Ode to Opium

Tuesday 25 September 2012

'John Keats: A New Life' book cover

A University of St Andrews’ academic has made a striking claim about Romantic poet John Keats in a pioneering new biography published this month.

Writing in ‘John Keats. A New Life’, Professor Nicholas Roe suggests that Keats concealed a darker side behind his poetic celebrations of Romantic beauty and truth, and that he was a frequent and possibly habitual user of opium.

Professor Roe, of the University’s School of English, claims that the author of ‘Ode to a Nightingale’ became a user of opium following the illness and subsequent death of his younger brother Tom.

Among numerous fresh claims and insights, the biography suggests that the contemporary of Shelley, Coleridge and Wordsworth was actually more ‘streetwise’ than previously thought.

Professor Nicholas Roe

Professor Roe explained, “Keats has become too familiar to us. My biography is intended to open up new questions about Keats – to ask readers to revisit poems by him that they may think they already know well.”

Comparing Keats to writers such as Coleridge, De Quincey, Huxley and even Bob Dylan, Professor Roe, an expert in Romantic literature and culture, said, “The extent to which John Keats’s poetic creativity was connected with his recourse to opium has never been fully explored before.

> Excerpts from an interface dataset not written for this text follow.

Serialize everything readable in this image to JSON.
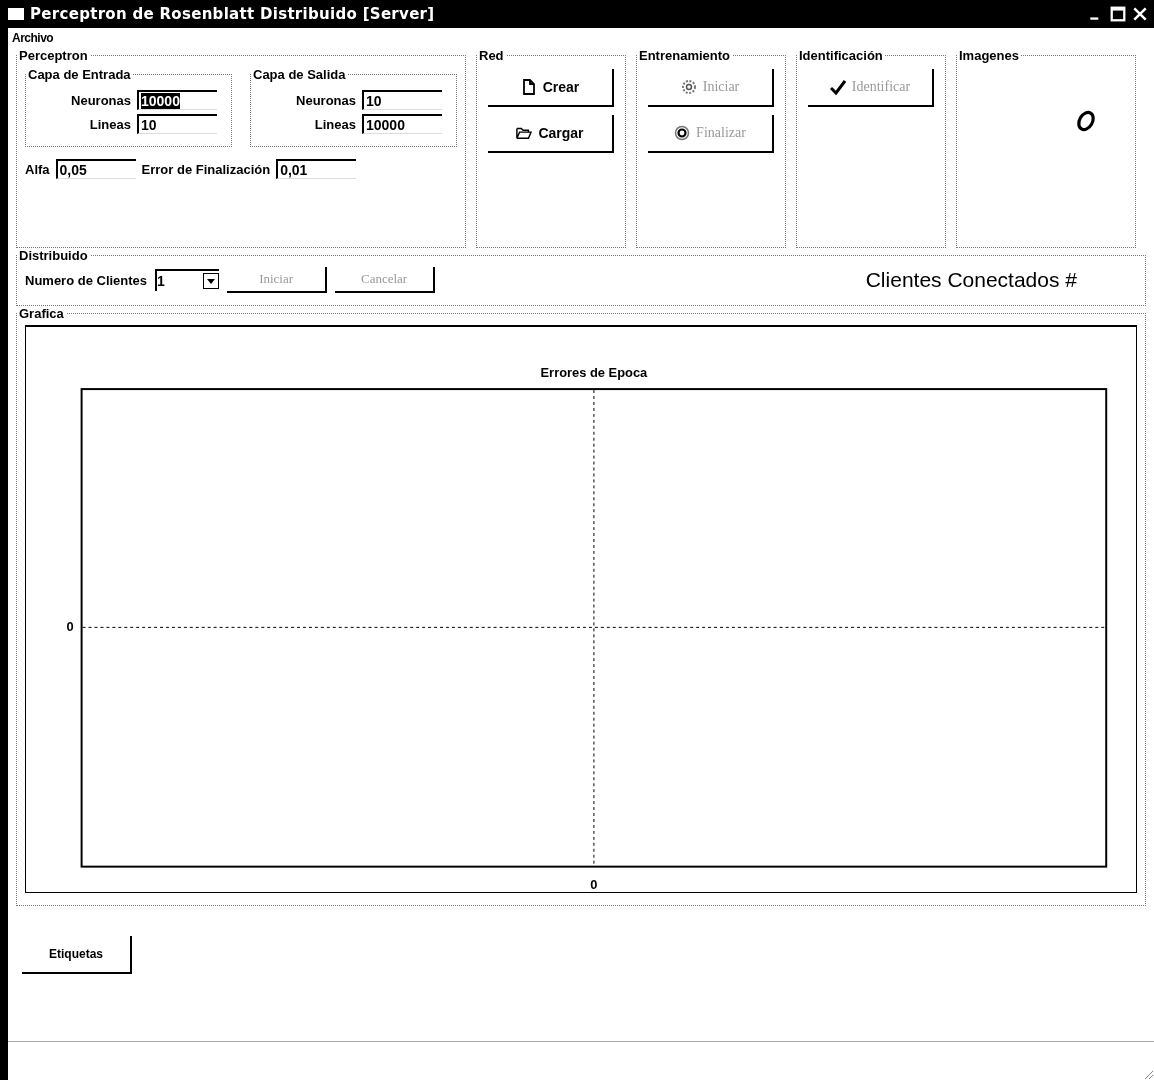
{
  "window": {
    "title": "Perceptron de Rosenblatt Distribuido [Server]"
  },
  "menu": [
    "Archivo"
  ],
  "perceptron": {
    "title": "Perceptron",
    "layers": [
      {
        "title": "Capa de Entrada",
        "fields": [
          {
            "label": "Neuronas",
            "value": "10000",
            "selected": true
          },
          {
            "label": "Lineas",
            "value": "10",
            "selected": false
          }
        ]
      },
      {
        "title": "Capa de Salida",
        "fields": [
          {
            "label": "Neuronas",
            "value": "10",
            "selected": false
          },
          {
            "label": "Lineas",
            "value": "10000",
            "selected": false
          }
        ]
      }
    ],
    "params": [
      {
        "label": "Alfa",
        "value": "0,05"
      },
      {
        "label": "Error de Finalización",
        "value": "0,01"
      }
    ]
  },
  "groups": [
    {
      "title": "Red",
      "kind": "buttons",
      "buttons": [
        {
          "label": "Crear",
          "disabled": false
        },
        {
          "label": "Cargar",
          "disabled": false
        }
      ]
    },
    {
      "title": "Entrenamiento",
      "kind": "buttons",
      "buttons": [
        {
          "label": "Iniciar",
          "disabled": true
        },
        {
          "label": "Finalizar",
          "disabled": true
        }
      ]
    },
    {
      "title": "Identificación",
      "kind": "buttons",
      "buttons": [
        {
          "label": "Identificar",
          "disabled": true
        }
      ]
    },
    {
      "title": "Imagenes"
    }
  ],
  "distribuido": {
    "title": "Distribuido",
    "label": "Numero de Clientes",
    "select": "1",
    "buttons": [
      {
        "label": "Iniciar",
        "disabled": true
      },
      {
        "label": "Cancelar",
        "disabled": true
      }
    ],
    "status": "Clientes Conectados #"
  },
  "grafica": {
    "title": "Grafica",
    "chart": {
      "title": "Errores de Epoca",
      "x_tick": "0",
      "y_tick": "0"
    }
  },
  "footer_button": "Etiquetas"
}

“When Keats writes in ‘Ode to a Nightingale’ of having ’emptied some dull opiate to the drains’, he means – very precisely – that the insights of his poem resemble those released by downing a decanter of laudanum.”

Professor Roe, author of a critically acclaimed biography of Leigh Hunt, says that Keats, who died aged 25 of TB, wrote some of his greatest poems – including ‘La Belle Dame sans Merci’ – while influenced by the drug.

The St Andrews’ academic suggests that the line ‘to be ‘half in love with easeful death’, from ‘Ode to a Nightingale’, is the hallmark of a confirmed opium user, while ‘Ode on Indolence’ ‘grew out of a reverie induced by taking laudanum to ease the pain of a black eye, got while playing cricket on Hampstead Heath in March 1819’.

He continued, “Like Coleridge’s ‘Kubla Khan’ and like Thomas de Quincey’s ‘Confessions of an English Opium-Eater’, ‘Ode to a Nightingale’ is one of the greatest re-creations of a drug-inspired dream-vision in English literature – a poem that frankly admits his own opium habit.

“It’s possible, too, that his failure to complete his epic poem ‘Hyperion’ may have been related to the more debilitating effects of opium use.”

Professor Roe’s views modify those of writers such as Andrew Motion, who believes that Keats experimented briefly with opium. Professor Roe, Chair of the Keats Foundation, Keats House, Hampstead, argues that the poet first started taking laudanum regularly in the autumn of 1818 while administering the drug to his brother.

He explained, “My biography takes the view that the spring of 1819 was not only one of Keats’s most productive periods but also his most heavily opiated. He continued dosing himself to relieve his chronically sore throat; and opium-induced mental instability helps to explain his jealous and vindictive mood swings regarding Fanny Brawne.

“That Keats was using opium to enhance what it meant to ‘fade far away, dissolve, and quite forget’ gives us a different Keats: a Keats whose struggle with life was more complex, and darker than we have previously thought.

“This explodes conceptions of him as a delicate, overly sensitive, tragic figure and gives a poet who is closer to the Romantic tradition associated with Blake, Baudelaire, Coleridge, De Quincey, Yeats, Huxley and Bob Dylan.”

Professor Roe’s book has been described by distinguished Romantic biographer Richard Holmes as ‘an astonishingly fresh and observant new biography’.

The author is currently in Wellington, New Zealand, to launch the book with the descendants of John Keats’s close friend Charles Brown, who in early 1820 discovered Keats had been taking opium to ‘keep up his spirits’, and warned the young poet of the ‘dangers of such a habit’.

On 11 October, Professor Roe will appear at the Cheltenham Literature Festival.

John Keats. A New Life by Professor Nicholas Roe is published by Yale University Press in October 2012.